Как темно на белом свете темно
А на набережной праздник огни
Порассыпались подружки-дружки
А на набережной красный салют
Улетел в Канаду легкий Витек
А на набережной му-зыч-ка
Толик Иволгин исчез в никуда
А на набережной песни поют
Юлька скурвилась Аленка спилась
Стас в бандиты Свистопляс на иглу
А на набережной пушки палят
А над набережной в небе дыра
А Иван под Грозным голову сложил
Кругло стриженую голову
А на набережной крики ура
Веселится и гуляет весь народ
Веселится и гуляет весь народ
Хочешь вой Царевна хочешь пляши
Ни души на свете нет ни души


ПЯТИГОРСК

Оглянусь – оглянусь резко – как раз и в воду
там гора должна быть – Фудзи – нет Арарат
треугольная тень вильнет и воздух воздух
виноградный ранний медлителен и покат

И в толпе коровок божьих в фуникулере
с Машука разгляжу каникулы дедов дом
с головой накрытый мелким зеленым огнем
круговой лозой повязанное подворье

Во дворе воскресный "Варяг" за самогоном
кум Армен на соседском цокает языке
плюс грузинское восьмиголосье вверх по склонам
и раскрыт антикварный "Демон" в пустом гамаке

Так закручена так замучена памяти пленка
так забыть боюсь так за воздух этот держусь
этот воздух блестящий острый как сам Эльбрус
словно я – враг варяжий – какая-нибудь японка
оборванка незрелой грозди внучка-чертовка
треск лозы зеленой растет обращаясь в миф
дед вопит хор двора гогочет вслед и – обрыв
дальше шелест и тьма цвета божьей коровки

Пленка мутная как Подкумок-речка змеится
точки вспышки склейки на ней шипят горят
дед крушит кулаком этот воздух и он крошится
этот воздух воздух кислый как виноград


В ТЕМНОТЕ

Ничего не думай, дыми, мой свет,
твое дело – табак, семь сигарет.

Все идет тик-так: ява, ночь, зима.
Не звони – из провода свищет тьма.

Затянись, не дергайся, не включай,
пусть себе трезвонят, не отвечай,

лучше в этой темени растворясь,
чикнуть провод – легкую с миром связь.

Ты один тут – свет и светись один,
обращайся в красную точку, в дым.

От своей прикуришь – да будет гость.
И еще – давай! – распали всю горсть.

Вот и праздник, где все – свои, все – те,
каждый красно светится в черноте.

Разложи-ка их в блюдце на три и три.
А теперь с ними – поговори.


* * *

Счастливый человек
живет на четвертом этаже
в 13 квартире.
Он улыбается всегда,
просто не может иначе.
Все знают,
что его зовут Толик,
а его бультерьерку –
Мила,
Что ездит он на "копейке"
и никогда не пьет
за рулем,
что работал когда-то
на ЗИЛе
(вон, видишь? –
во-он, голубые трубы за рекой)
и что вечная его улыбка –
результат обыкновенного
взрыва в цеху.
Все знают.

Но когда он
(смотрите! смотрите!)
медленно идет из магазина
вдоль длинного-длинного дома
к первому своему
подъезду,
не отвечая,
не обращая,
не замечая
и отчаянно сияя, –
все замирают и начинают улыбаться:
счастливый,
счастливый,
счастливый.
Счастливый, как Толик.


ВОСКРЕСЕНЬЕ
31 декабря 2000

Еще не вечер.
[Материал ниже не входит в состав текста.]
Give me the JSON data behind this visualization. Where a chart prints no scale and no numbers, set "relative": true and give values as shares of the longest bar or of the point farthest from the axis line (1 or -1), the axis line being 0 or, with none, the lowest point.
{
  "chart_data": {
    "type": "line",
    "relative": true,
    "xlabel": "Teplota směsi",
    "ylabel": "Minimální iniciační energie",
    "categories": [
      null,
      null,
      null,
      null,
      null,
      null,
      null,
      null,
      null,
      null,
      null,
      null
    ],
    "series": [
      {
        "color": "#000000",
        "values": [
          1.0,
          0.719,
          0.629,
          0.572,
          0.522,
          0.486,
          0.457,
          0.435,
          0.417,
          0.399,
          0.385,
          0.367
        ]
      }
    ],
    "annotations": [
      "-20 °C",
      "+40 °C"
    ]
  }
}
День еще живой.
В квадратный снег двора, часа в четыре
он тянется пунцовой головой.
Кривой закат похож на харакири.

Окно на запад. Поздний свет в упор.
Век отстрелялся. Сбитое светило –
пурпурное ядро со вскрытой жилой –
торжественно спускается во двор.

Но время-секундант махнет мечом,
и снег двора с ядром багрово-ржавым –
уже конверт, прожженный алым сургучом
и флаг соседней танковой державы.

Японский бог, мне только бы смотреть
на праздничную солнечную смерть:
как огненные слово и число
в ней сплавились, и пар идет от сплава.

Шестой этаж, горящее стекло,
дымящий шар – имперская булáва.
Миг остановлен – красная Москва
линяет, лиловеет, отлетает.

...Как снег шипит, как равнодушно тает
отрубленная солнца голова.


* * *

А давай не пойдем никуда в Новый год –
только ты, только я, только я, только ты,
будем слушать, как медленно время идет
по снежку, по ледку из густой темноты,
отряхает в прихожей сырое пальто,
ищет спички на ощупь, вздыхает, скрипит
и, на стул натыкаясь в потемках, ворчит,
и заводит пластинку – "мотивчик простой".

Ту пластинку, где – помнишь? – невесту везут,
А она еще, дура, ревет в три ручья,
где "метель, бубенцы, звонко щелкает кнут",
белый пар, за санями поземки шлея –
елка вспыхнула, полночь копытом стучит,
каплет воск на пластинку, стекает хвоя,
мир в начале – ни ужаса, ни обид –
только я, только ты, только ты, только я.


ПЕРВОЕ ЯНВАРЯ

      Алексею Алехину

В окне блестит фрагмент случайной ветки.
Так, попадая в крестный переплет,
качаясь и шалея от засветки,
она перерастает в Новый год.

Отряхивая снег над спящим Шаром,
отбеливая этим снегом свет,
в хруст выгибая ледяной хребет,
дыша в стекло отчаяньем и паром,
почти паря, светясь от фонаря,
за первые минуты января
взрывая почки, как бы перед взлетом,
развязывая новые листы,
и раскрываясь там – за переплетом
зеленым негативом и оплотом
глухой невразумительной среды, –

она окно прочеркивает наискось
и зацветает в полной мерзлоте
мгновенно, как прижизненная надпись,
открытая на титульном листе.


* * *

на стеклянную ветку в январском саду
опустилась июльская птица
освистала деревья во льду
темным утром особенно спится

птица веткой звенит на весь сон и поет
надрывая живот задавая дрозда
раскрывается глыба зеленого льда
спи – пока на земле темнота

рассыпается гулкий стеклянный припай
и осколки сверкая плывут над тобой
круглый сон огибая – вперед – к февралю
спи еще – я и так тебя слишком люблю

мы проснемся в июле когда рассветет
все пройдет – не реви как растаявший лед
все сойдется сведется еще – зарастет
как над нами смыкаются травы тугие
как дрожащие ветви сошлись наверху
где качается дрозд в тополином пуху
где он жадно – клюет
в жаркой кроне плоды дорогие


* * *

      Ире Васильковой

Проснешься от ледяного звона
          В растерянной тишине:
Волшебный алый персик Ли Бо
          Расцвел на твоем окне.
Раскрылся, вспыхнул и затаился,
          Прижался спиной к стеклу.
Линь-линь, – звенит железная стынь,
          Настраивая пилу.
Линь-линь, – захлебывается, тонет
          Поток на краю земли,
Бьет хвостом под Тяньцзиньским мостом
          За тысячу тысяч ли.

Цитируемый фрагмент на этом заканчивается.